En conséquence, Théodore ne manque pas de souligner que la vie dans les tranchées « était une vie de merde avec pour meilleurs compagnons les mouches de jour, les moustiques de nuit, les poux et surtout les rats. » (Ibid 2013 : 200). Pourtant, « il avait fallu la guerre et la conscription donc, pour [se] redonner une existence » (Ibid 2013 : 198) ainsi qu’à tous ces Français jamais considérés en tant que tels jusque-là. La boucle se clôt par l’inscription définitive de la trace de leur présence et par la reconnaissance de leur participation notable à une histoire collective qui se voudrait une nouvelle histoire commune à tous et ne tolérant plus ce genre d’exclusion.
De même, la composition de l’ouvrage tend à reproduire les dits de la parole orale traditionnelle. Car « après nos conteurs traditionnels, ce fut donc une manière de silence : la voie morte. Ailleurs, les aèdes, les bardes, les griots, les ménestrels et les troubadours avaient passé le relais à des scripteurs (marqueurs de parole) qui progressivement prirent leur autonomie littéraire. Ici, ce fut la rupture, le fossé, la ravine profonde entre une expression écrite qui se voulait universalo-moderne et l’oralité créole traditionnelle où sommeille une belle part de notre être » (Bernabé, Chamoiseau & Confiant 1989 : 35).

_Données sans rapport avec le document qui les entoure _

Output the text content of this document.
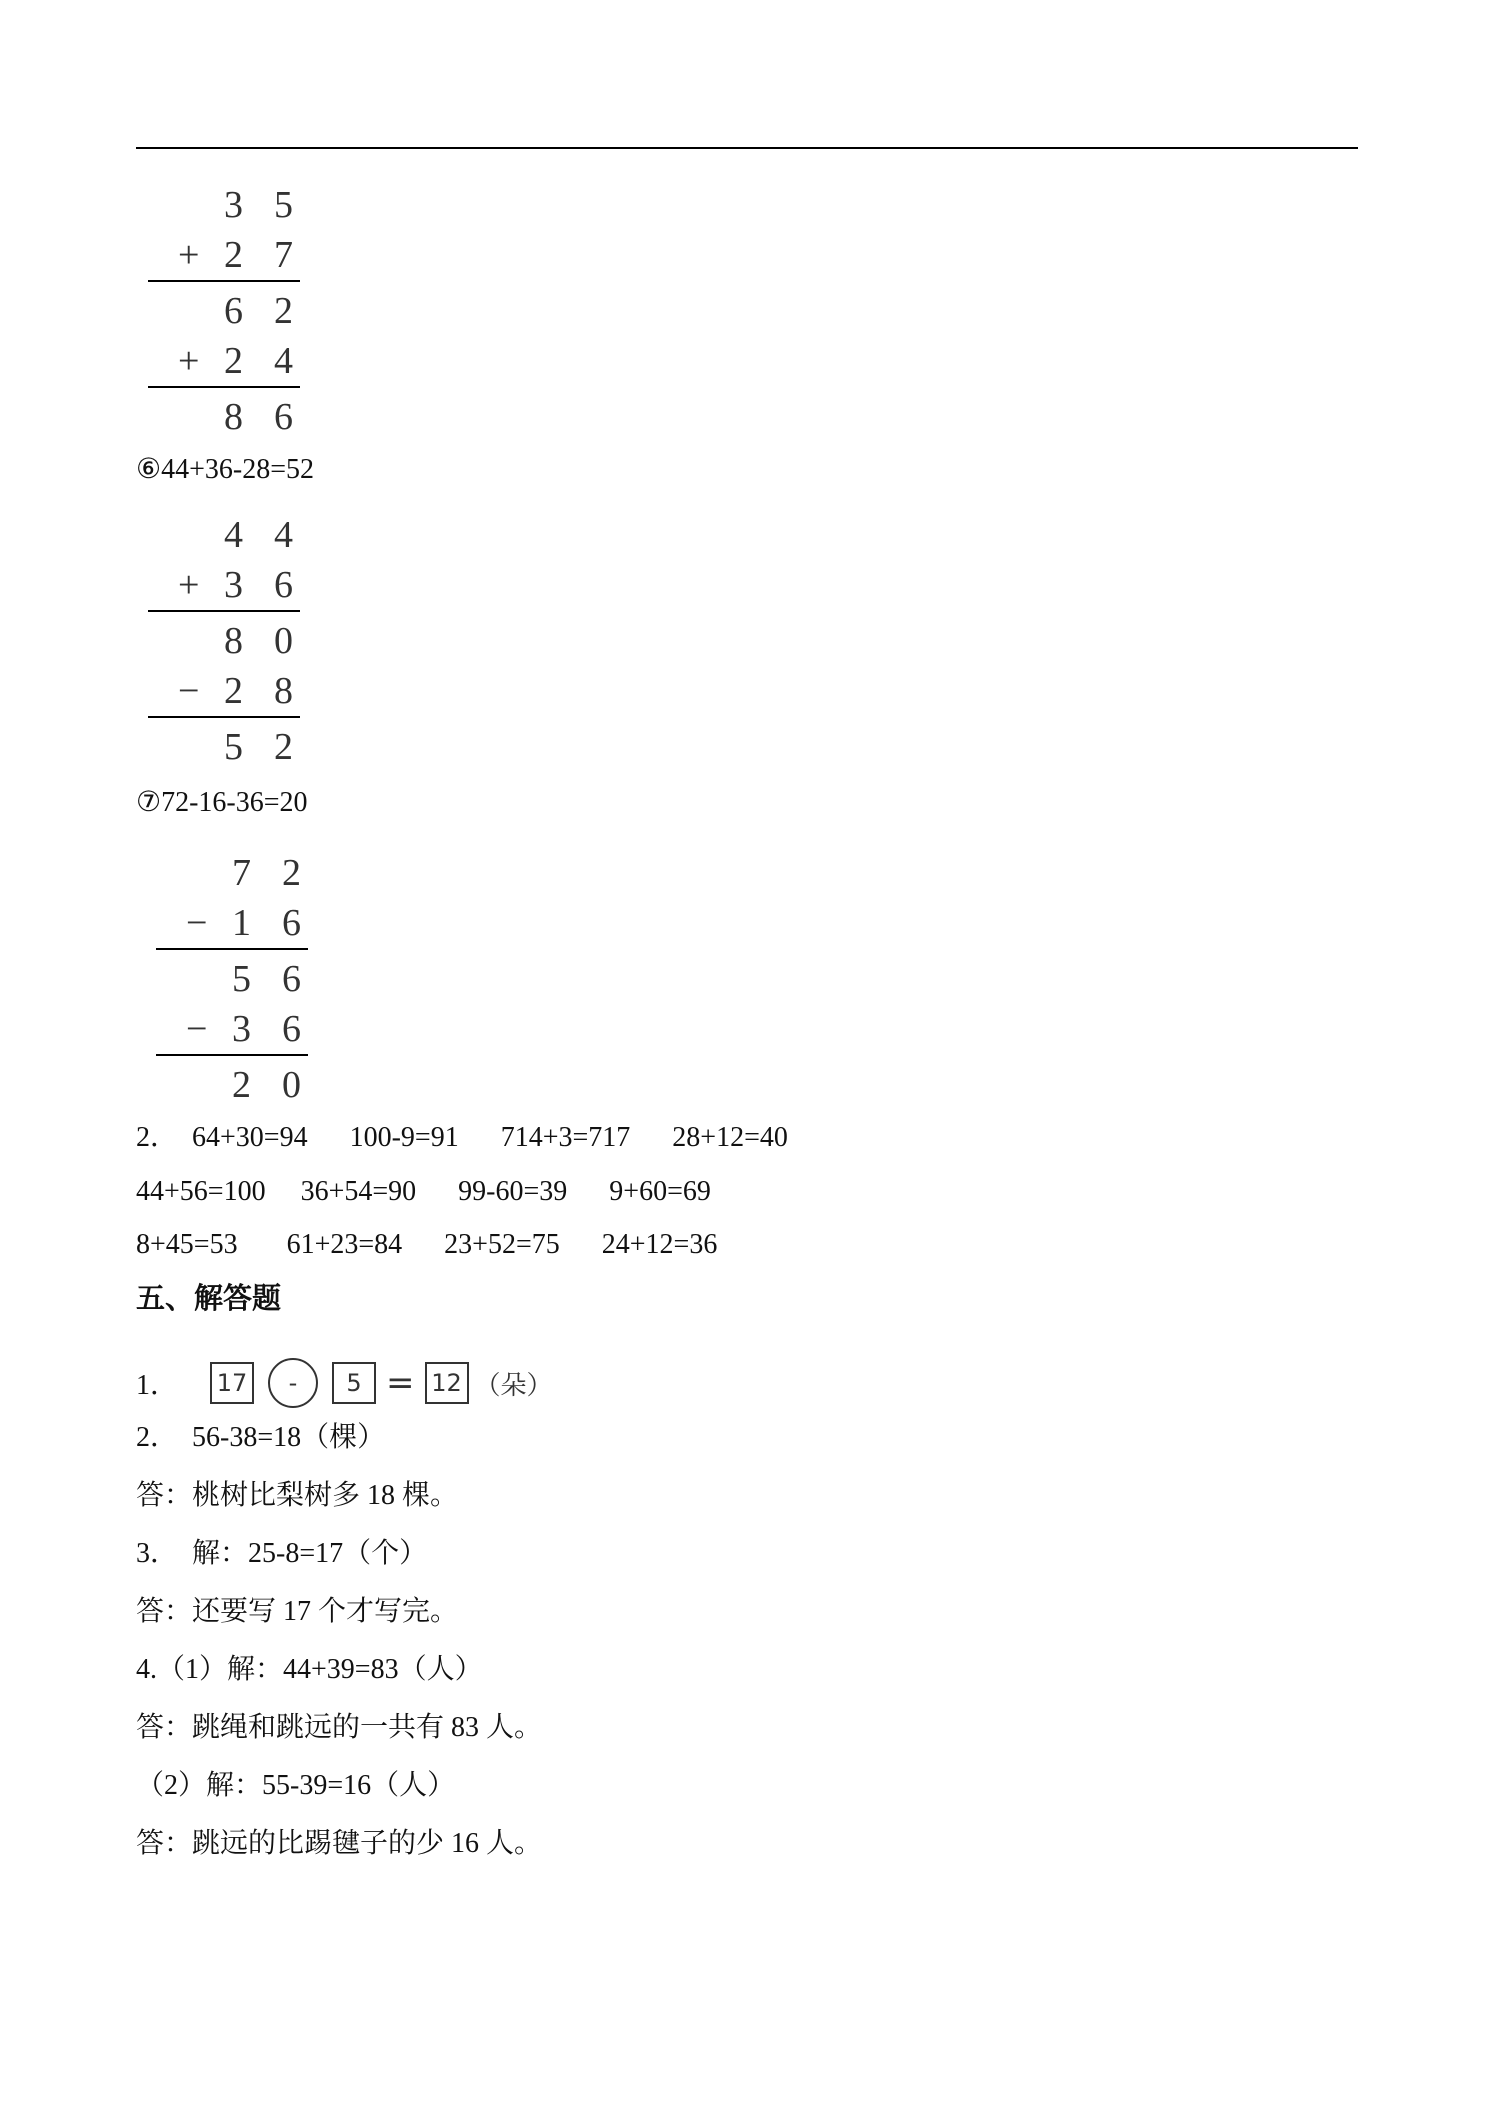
3 5
+ 2 7
6 2
+ 2 4
8 6
⑥44+36-28=52
4 4
+ 3 6
8 0
− 2 8
5 2
⑦72-16-36=20
7 2
− 1 6
5 6
− 3 6
2 0
2．  64+30=94      100-9=91      714+3=717      28+12=40
44+56=100     36+54=90      99-60=39      9+60=69
8+45=53       61+23=84      23+52=75      24+12=36
五、解答题
1．	17	-	5 = 12 （朵）
2．  56-38=18（棵）
答：桃树比梨树多 18 棵。
3．  解：25-8=17（个）
答：还要写 17 个才写完。
4.（1）解：44+39=83（人）
答：跳绳和跳远的一共有 83 人。
（2）解：55-39=16（人）
答：跳远的比踢毽子的少 16 人。
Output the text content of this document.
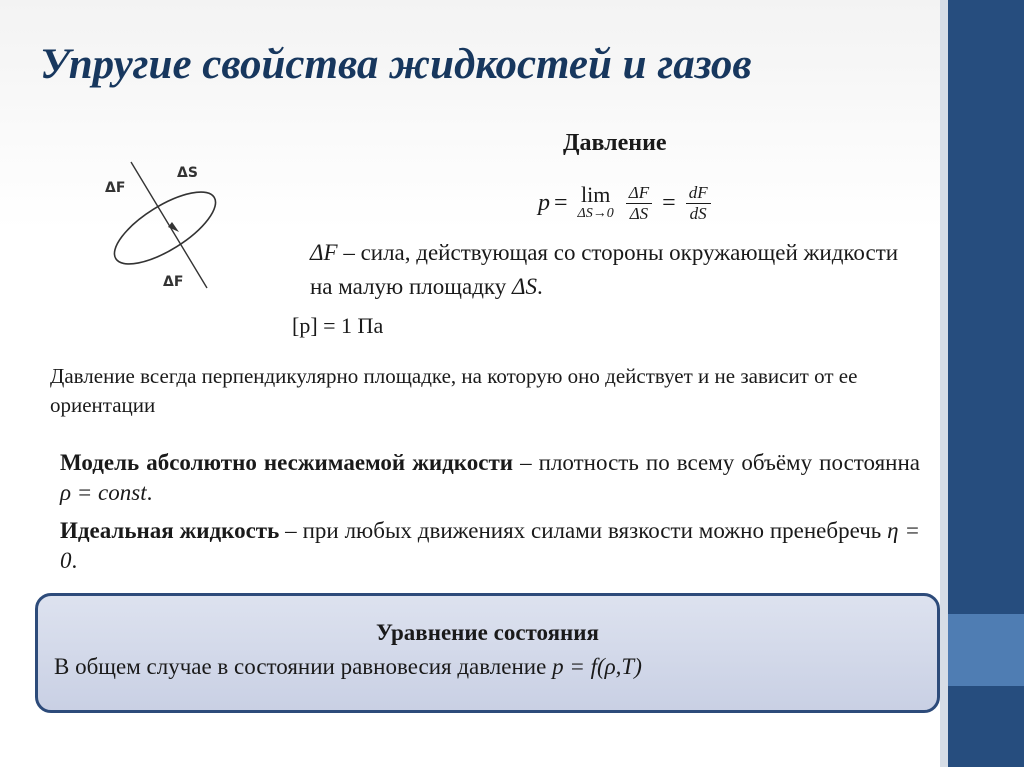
Упругие свойства жидкостей и газов
ΔF
ΔS
ΔF
Давление
p = lim
$\Delta S\to 0 \frac{\Delta F}{\Delta S} = \frac{dF}{dS}$
ΔF – сила, действующая со стороны окружающей жидкости на малую площадку ΔS.
[p] = 1 Па
Давление всегда перпендикулярно площадке, на которую оно действует и не зависит от ее ориентации
Модель абсолютно несжимаемой жидкости – плотность по всему объёму постоянна ρ = const.
Идеальная жидкость – при любых движениях силами вязкости можно пренебречь η = 0.
Уравнение состояния
В общем случае в состоянии равновесия давление p = f(ρ,T)
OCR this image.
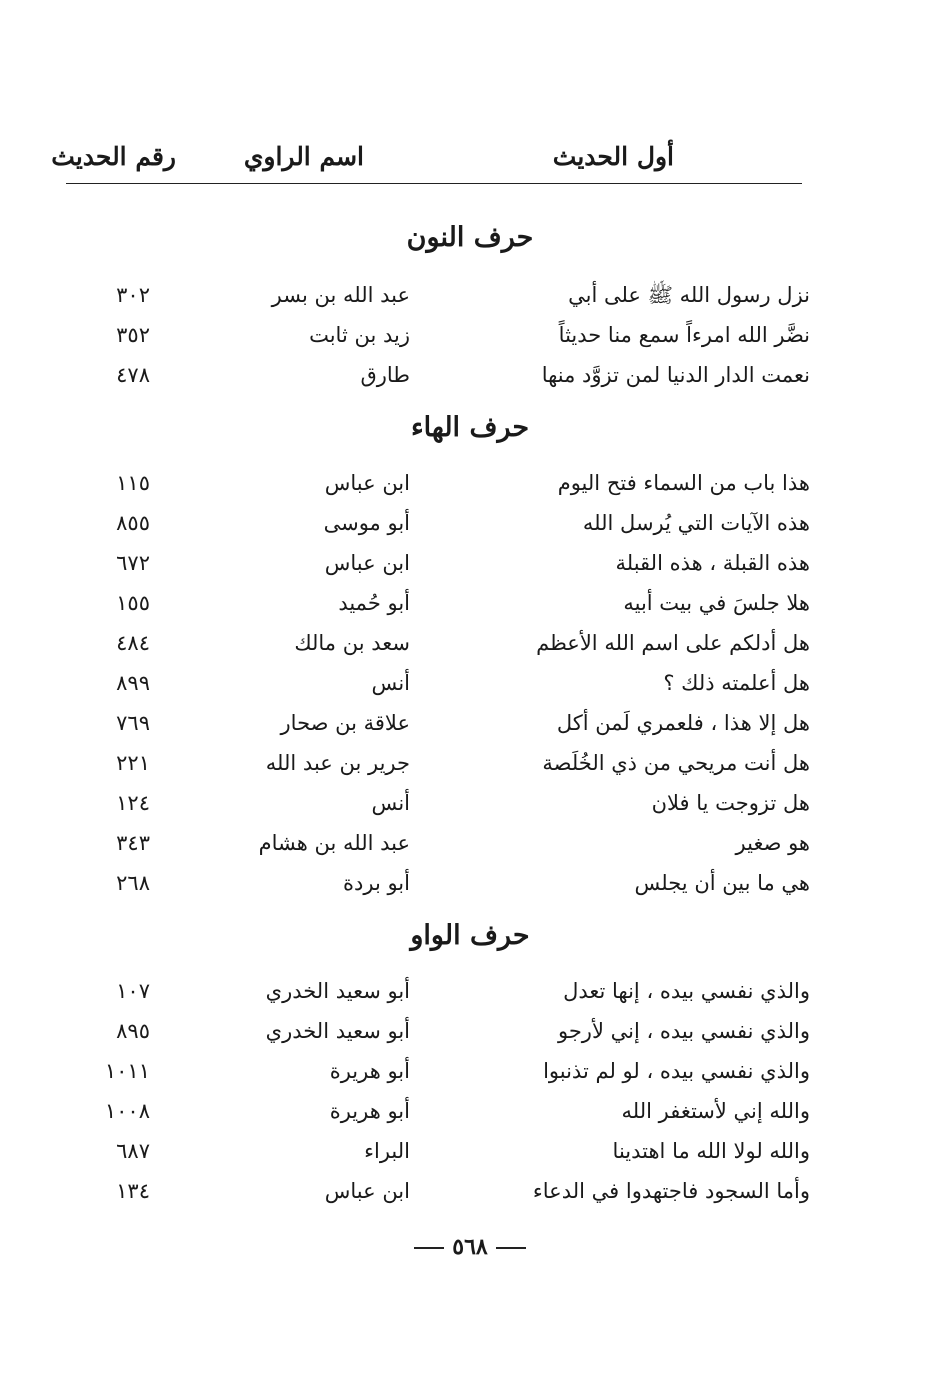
أول الحديث
اسم الراوي
رقم الحديث
حرف النون
نزل رسول الله ﷺ على أبي
عبد الله بن بسر
٣٠٢
نضَّر الله امرءاً سمع منا حديثاً
زيد بن ثابت
٣٥٢
نعمت الدار الدنيا لمن تزوَّد منها
طارق
٤٧٨
حرف الهاء
هذا باب من السماء فتح اليوم
ابن عباس
١١٥
هذه الآيات التي يُرسل الله
أبو موسى
٨٥٥
هذه القبلة ، هذه القبلة
ابن عباس
٦٧٢
هلا جلسَ في بيت أبيه
أبو حُميد
١٥٥
هل أدلكم على اسم الله الأعظم
سعد بن مالك
٤٨٤
هل أعلمته ذلك ؟
أنس
٨٩٩
هل إلا هذا ، فلعمري لَمن أكل
علاقة بن صحار
٧٦٩
هل أنت مريحي من ذي الخُلَصة
جرير بن عبد الله
٢٢١
هل تزوجت يا فلان
أنس
١٢٤
هو صغير
عبد الله بن هشام
٣٤٣
هي ما بين أن يجلس
أبو بردة
٢٦٨
حرف الواو
والذي نفسي بيده ، إنها تعدل
أبو سعيد الخدري
١٠٧
والذي نفسي بيده ، إني لأرجو
أبو سعيد الخدري
٨٩٥
والذي نفسي بيده ، لو لم تذنبوا
أبو هريرة
١٠١١
والله إني لأستغفر الله
أبو هريرة
١٠٠٨
والله لولا الله ما اهتدينا
البراء
٦٨٧
وأما السجود فاجتهدوا في الدعاء
ابن عباس
١٣٤
٥٦٨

En se fondant dans la parole écrite, les dits légitiment les différents discours des personnages tout en garantissant leur authenticité. C’est ainsi que l’auteur opte pour une typographie capable de transcrire ce mode d’expression. La répartition en chapitres est bannie en faveur d’une division en cercles. Au nombre de cinq, ils rappellent les réunions séculaires qui regroupaient les membres du clan autour du vieux conteur. Ils organisent de la sorte le schéma narratif relatif aux différentes temporalités du récit. À leur instar, les cinq cercles annoncent l’évolution de la narration et ses points culminants comme le feraient les titres des chapitres.
Le premier cercle est donc l’après-guerre qui correspond à la quête de Man Hortense « mais c’est l’attente qui est longue. » (Confiant 2013 : 12). Le deuxième cercle revient sur le départ du bataillon créole, plein d’enthousiasme, pour l’Autre Bord, « Ô désarroi ! » (Ibid 2013 : 92). Le troisième cercle est l’hymne créole symbolisant cet « étrange sentiment, oui » vis-à-vis d’un pays « qui n’était même pas au courant des sacrifices que l’on consentait pour lui. » (Ibid 2013 : 188). Le cinquième reprend mot par mot le quatrième pour dresser le bilan des grands sacrifices du bataillon créole. Une fois de plus, la boucle est bouclée avec cet ultime requiem qui se fait une revanche sur l’oubli de l’Histoire en reconnaissant que « le sang créole a abreuvé les sillons de la veille Europe [et que] l’impôt du sang a été payé » (Ibid 2013 : 309).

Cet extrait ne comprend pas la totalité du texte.